I still saw my aunty’s flaw, she would have just moved on while she still had the chance, but not everyone is as strong hearted like that, he was her first in everything so I understand her from an emotional end, this was the man she wanted to spend the rest of her life, but he wasn't the right one for her.
I'm a person who loves love, I just want to be loved and cook my husband in the right proposition of love, I want to nurture his household with so much love and peace, I want all my kids to blossoms from this type of love, now imagine me wasting this energy on the wrong person, who's not even my husband, or worse marrying the wrong partner, imagine wasting so much time only to tell yourself at the end, I need to leave, let it all go. And funny enough the right person might come on the long run but the energy to nurture and love is gone.

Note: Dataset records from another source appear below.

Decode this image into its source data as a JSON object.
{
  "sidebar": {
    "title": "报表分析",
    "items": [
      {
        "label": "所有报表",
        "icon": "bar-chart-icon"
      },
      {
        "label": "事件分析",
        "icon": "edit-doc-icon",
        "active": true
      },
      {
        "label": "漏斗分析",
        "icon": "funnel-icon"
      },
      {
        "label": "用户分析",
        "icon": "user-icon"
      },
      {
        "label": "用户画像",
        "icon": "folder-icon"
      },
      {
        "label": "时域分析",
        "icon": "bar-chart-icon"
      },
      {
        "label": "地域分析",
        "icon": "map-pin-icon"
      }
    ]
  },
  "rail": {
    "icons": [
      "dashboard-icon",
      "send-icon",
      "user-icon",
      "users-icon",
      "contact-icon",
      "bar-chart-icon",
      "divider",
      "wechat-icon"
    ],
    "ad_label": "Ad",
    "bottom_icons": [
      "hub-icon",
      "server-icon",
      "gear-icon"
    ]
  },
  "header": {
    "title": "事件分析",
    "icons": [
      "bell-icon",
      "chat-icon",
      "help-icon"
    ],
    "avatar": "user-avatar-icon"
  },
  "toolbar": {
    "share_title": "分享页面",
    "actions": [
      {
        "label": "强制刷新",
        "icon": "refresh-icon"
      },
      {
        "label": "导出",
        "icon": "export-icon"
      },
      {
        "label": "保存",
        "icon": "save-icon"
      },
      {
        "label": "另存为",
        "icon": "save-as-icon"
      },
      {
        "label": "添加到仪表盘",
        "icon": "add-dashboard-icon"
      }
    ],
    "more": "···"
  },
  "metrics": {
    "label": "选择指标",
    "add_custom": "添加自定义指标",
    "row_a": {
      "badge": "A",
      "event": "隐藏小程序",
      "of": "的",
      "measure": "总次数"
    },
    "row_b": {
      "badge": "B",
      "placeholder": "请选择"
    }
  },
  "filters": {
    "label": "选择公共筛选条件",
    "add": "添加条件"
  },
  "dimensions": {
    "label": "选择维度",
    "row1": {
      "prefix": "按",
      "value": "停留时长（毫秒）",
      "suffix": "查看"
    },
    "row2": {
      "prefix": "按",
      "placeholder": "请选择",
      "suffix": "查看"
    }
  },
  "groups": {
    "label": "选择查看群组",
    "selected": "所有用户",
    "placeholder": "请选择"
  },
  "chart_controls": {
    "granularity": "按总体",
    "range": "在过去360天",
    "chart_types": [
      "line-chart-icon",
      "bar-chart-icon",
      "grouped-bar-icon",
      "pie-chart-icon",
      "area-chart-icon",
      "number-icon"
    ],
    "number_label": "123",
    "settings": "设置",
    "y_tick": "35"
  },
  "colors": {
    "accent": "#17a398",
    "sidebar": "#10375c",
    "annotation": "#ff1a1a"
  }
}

So I'm not going to waste my energy in relationships that won't build me into a best wife, best friend, an excellent partner to my spouse and lastly the best loving mother there is, to my kids. If I can't get that. in Nigeria we say we move cause I'm out of there faster than flash himself.
I hope and pray for my aunt's heart to recover back the love she had given to her ex, I pray she see her self worth, and love herself harder than any man could love her, I pray a man who genuinely loves her will come and sweep her off her feet cause she really deserves to be treated like a queen, her heart is so beautiful and it's sickening she gave it to the wrong person.